Что же тогда даст нам искомое объяснение? Первую зацепку для ответа на этот вопрос мы находим в том по­разительном факте, что «каждая из новообразованных южноамериканских республик была с XVI до XVIII вв. административной единицей»22. В этом отношении они стали предвестницами новых государств, появившихся в середине XX в. в Африке и разных районах Азии, и рази­тельно отличаются от новых европейских государств кон­ца XIX — начала XX вв. Первоначальные очертания американских административных единиц были в какой-то степени произвольными и случайными, помечая про­странственные пределы отдельных военных завоеваний. Но под влиянием географических, политических и эко­номических факторов они обрели со временем более проч­ную реальность. Сама обширность испано-американской


империи, необычайное разнообразие ее почв и климатов и, прежде всего, исключительная затруднительность ком­муникаций в доиндустриальную эпоху способствовали приданию этим единицам самодостаточного характера. (В колониальную эпоху морское путешествие из Буэнос-Айреса в Акапулько занимало четыре месяца, а обратная дорога и того больше; сухопутная поездка из Буэнос-Айреса в Сантьяго длилась обычно два месяца, а поездка в Картахену — и все девять.)23 Вдобавок к тому, торговая политика Мадрида привела к превращению админист­ративных единиц в отдельные экономические зоны. «Вся­кая конкуренция с родной страной была американцам запрещена, и даже отдельные части континента не могли торговать друг с другом. Американским товарам, пере­правляемым из одного уголка Америки в другой, прихо­дилось путешествовать окружным путем через испан­ские порты, и испанский флот обладал монополией на торговлю с колониями»24. Эти обстоятельства помогают объяснить, почему «одним из основных принципов аме­риканской революции» был принцип *uti possidetis, со­гласно которому каждой нации следовало соблюдать тер­риториальный статус-кво 1810 г. — года, на который приходится начало движения за независимость»25. Их влияние также, несомненно, внесло свой вклад в распад недолго просуществовавшей Великой Колумбии Болива­ра и Объединенных провинций Рио-де-ла-Платы на их прежние составные части (известные в настоящее время как Венесуэла—Колумбия—Эквадор и Аргентина—Уруг­вай—Парагвай—Боливия). Тем не менее, сами по себе рыночные зоны, будь то «естественно»-географические или политико-административные, не создают привязан­ностей. Найдется ли хоть кто-нибудь, кто добровольно пожертвует жизнью за СЭВ или ЕЭС?

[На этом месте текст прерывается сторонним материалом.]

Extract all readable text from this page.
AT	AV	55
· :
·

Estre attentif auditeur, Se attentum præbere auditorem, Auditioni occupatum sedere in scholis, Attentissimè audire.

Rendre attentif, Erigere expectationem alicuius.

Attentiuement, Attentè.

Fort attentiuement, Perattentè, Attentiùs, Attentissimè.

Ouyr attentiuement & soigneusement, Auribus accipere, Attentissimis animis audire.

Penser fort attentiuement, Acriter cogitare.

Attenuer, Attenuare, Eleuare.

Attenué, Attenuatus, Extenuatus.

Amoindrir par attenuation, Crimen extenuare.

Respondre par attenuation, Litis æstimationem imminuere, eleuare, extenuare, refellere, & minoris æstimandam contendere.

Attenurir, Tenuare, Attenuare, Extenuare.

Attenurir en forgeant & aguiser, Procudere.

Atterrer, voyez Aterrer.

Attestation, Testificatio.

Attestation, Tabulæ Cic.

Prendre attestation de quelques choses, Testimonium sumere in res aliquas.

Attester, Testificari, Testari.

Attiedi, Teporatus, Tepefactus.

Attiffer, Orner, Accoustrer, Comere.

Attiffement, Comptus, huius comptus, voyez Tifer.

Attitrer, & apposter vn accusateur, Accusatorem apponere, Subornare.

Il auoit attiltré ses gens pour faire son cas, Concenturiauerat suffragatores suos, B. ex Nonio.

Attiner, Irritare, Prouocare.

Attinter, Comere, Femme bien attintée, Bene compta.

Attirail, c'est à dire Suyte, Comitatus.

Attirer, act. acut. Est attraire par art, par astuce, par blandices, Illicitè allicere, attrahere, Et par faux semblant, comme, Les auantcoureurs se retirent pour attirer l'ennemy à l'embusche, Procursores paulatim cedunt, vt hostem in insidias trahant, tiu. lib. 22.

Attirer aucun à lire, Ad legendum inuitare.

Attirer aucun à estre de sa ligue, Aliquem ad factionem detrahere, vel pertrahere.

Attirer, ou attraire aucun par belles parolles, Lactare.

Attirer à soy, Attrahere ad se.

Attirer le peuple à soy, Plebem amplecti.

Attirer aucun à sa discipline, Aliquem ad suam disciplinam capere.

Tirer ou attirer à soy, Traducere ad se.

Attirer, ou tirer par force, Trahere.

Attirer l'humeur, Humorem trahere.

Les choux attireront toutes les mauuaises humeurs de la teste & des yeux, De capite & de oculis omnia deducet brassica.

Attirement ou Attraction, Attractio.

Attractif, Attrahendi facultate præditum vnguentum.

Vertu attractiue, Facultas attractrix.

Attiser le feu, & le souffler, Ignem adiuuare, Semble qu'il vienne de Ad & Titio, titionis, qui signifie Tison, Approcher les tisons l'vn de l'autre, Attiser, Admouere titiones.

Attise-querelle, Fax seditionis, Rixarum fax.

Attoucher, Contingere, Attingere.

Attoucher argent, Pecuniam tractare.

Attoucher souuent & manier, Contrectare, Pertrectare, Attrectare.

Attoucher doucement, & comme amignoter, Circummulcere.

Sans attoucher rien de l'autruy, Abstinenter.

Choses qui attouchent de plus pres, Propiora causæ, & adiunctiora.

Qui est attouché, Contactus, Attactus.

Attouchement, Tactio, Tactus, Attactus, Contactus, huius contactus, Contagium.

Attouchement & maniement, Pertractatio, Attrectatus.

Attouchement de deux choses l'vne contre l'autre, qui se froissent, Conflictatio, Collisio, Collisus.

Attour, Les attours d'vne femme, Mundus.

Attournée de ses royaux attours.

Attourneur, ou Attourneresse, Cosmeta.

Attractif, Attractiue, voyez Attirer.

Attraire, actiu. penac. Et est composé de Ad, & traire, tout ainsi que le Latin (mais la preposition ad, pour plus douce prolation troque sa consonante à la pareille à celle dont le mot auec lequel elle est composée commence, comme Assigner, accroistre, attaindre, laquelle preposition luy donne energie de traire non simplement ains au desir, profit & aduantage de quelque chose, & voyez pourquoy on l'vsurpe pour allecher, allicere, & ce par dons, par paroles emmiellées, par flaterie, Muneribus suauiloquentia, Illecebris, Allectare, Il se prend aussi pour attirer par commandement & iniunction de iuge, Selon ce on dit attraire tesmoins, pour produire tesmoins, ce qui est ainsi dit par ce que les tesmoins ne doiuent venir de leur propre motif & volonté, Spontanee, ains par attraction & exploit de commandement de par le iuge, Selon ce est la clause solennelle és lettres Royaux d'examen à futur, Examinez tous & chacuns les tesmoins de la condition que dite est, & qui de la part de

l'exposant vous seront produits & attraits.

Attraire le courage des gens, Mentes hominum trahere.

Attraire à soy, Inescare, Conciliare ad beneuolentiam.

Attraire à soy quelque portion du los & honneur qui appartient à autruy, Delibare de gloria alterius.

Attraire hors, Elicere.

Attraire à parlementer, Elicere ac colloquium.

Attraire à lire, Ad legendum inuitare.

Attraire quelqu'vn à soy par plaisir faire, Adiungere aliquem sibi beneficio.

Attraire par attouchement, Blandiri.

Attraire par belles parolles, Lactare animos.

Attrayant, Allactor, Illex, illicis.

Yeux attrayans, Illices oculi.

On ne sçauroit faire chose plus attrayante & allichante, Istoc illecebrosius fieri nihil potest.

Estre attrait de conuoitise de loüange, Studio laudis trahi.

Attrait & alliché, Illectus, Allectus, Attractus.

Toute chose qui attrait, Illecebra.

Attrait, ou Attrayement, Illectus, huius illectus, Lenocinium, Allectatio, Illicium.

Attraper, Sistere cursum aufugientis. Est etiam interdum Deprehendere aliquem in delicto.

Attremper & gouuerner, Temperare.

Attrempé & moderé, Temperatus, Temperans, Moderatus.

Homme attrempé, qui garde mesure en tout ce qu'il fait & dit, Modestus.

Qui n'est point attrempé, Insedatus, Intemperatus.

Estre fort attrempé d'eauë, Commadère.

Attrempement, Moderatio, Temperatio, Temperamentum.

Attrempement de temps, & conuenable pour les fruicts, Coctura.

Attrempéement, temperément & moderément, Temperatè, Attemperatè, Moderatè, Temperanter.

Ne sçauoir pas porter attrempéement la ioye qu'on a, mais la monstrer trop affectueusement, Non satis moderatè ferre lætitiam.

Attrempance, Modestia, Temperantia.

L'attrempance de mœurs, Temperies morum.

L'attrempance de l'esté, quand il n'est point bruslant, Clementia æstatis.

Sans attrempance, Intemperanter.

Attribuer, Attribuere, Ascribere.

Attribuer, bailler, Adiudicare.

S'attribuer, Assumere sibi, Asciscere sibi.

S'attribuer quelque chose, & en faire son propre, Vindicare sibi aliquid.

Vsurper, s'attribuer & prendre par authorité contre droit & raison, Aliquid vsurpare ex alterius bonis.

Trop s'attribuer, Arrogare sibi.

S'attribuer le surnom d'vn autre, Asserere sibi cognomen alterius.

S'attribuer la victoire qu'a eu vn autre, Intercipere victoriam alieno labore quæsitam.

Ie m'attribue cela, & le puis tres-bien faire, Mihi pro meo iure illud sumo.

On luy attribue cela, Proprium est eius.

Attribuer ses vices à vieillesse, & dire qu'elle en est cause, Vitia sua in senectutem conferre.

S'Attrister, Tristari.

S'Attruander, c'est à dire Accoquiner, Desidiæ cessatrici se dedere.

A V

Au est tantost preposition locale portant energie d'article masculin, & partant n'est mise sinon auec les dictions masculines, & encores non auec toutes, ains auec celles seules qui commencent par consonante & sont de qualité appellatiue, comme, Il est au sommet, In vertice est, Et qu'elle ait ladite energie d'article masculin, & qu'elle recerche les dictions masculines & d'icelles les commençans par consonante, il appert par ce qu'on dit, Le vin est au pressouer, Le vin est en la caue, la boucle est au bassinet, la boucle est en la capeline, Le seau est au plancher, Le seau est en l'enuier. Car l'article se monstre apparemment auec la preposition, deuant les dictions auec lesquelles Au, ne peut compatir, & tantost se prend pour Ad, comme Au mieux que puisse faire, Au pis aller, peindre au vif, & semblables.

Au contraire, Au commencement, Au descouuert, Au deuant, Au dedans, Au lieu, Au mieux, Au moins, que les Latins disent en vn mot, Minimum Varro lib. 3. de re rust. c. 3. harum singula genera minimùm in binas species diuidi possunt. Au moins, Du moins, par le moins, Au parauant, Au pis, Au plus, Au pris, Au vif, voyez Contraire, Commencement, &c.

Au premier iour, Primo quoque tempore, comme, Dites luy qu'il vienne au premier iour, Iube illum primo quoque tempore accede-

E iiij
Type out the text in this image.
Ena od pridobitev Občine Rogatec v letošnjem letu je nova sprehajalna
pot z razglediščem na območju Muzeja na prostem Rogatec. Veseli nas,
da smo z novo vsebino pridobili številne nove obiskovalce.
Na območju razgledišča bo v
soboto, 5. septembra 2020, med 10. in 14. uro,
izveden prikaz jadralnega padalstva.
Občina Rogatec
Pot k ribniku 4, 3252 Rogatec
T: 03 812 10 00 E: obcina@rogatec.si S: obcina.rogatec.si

Чтобы увидеть, как административные единицы с те­чением времени могли быть восприняты как отечества, причем не только в Америках, но и в других частях зем­ного шара, необходимо обратиться к тому, каким обра­зом административные организации создают смысл. Ан­трополог Виктор Тернер восхитительно описал «путеше-


ствие» — между временами, статусами и местами — как смыслопорождающий опыт26. Все такие путешествия требуют интерпретации (например, путешествие от рож­дения к смерти породило различные религиозные пред­ставления). Для целей, которые мы здесь перед собой ста­вим, моделью путешествия служит паломничество. Дело не просто в том, что в умах христиан, мусульман или индусов такие города, как Рим, Мекка или Бенарес, были центрами сакральных географий, но и в том, что их цен­тральность переживалась и «наглядно воплощалась» (в драматургическом смысле) постоянным потоком палом­ников, движущихся в их сторону из отдаленных и иным образом никак не связанных друг с другом местностей. В сущности, внешние пределы старых религиозных сооб­ществ воображения в некотором смысле определялись тем, какие паломничества совершали люди27. Как уже ранее отмечалось, странное физическое соседство малай­цев, персов, индийцев, берберов и турок в Мекке есть не­что непостижимое без отлившегося в какую-то форму представления об их общности. Бербер, сталкиваясь с малайцем у ворот Каабы, образно говоря, должен спро­сить самого себя: «Почему этот человек делает то же, что и я делаю, произносит те же слова, что и я произношу, хотя мы не можем даже поговорить друг с другом?» И как только возникает такой вопрос, на него существует один-единственный ответ: «Потому что мы... мусульма­не». Разумеется, в хореографии великих религиозных па­ломничеств всегда была некая двойственность: огром­ные толпы неграмотных людей, говоривших на своих родных языках, обеспечивали плотную, физическую ре­альность церемониального перехода; и в то же время не­большой сегмент грамотных двуязычных адептов из раз­ных языковых сообществ выполнял объединяющие об­ряды, истолковывая соответствующим группам привер­женцев смысл их коллективного движения28. В эпоху до появления книгопечатания реальность воображаемого ре­лигиозного сообщества зависела в первую очередь от бес­численных, непрекращающихся путешествий. Ничто так не впечатляет в западном христианском мире периода его величия, как добровольный поток верующих искате-


лей, стекавшихся со всех концов Европы через знаме­нитые «региональные центры» монашеского обучения в Рим. Эти великие латиноязычные институты собирали вместе людей, которых мы, возможно, назвали бы сегодня ирландцами, датчанами, португальцами, немцами и т. д., в сообществах, сакральный смысл которых каждодневно выводился из иначе не объяснимого соседства их членов в монастырской трапезной.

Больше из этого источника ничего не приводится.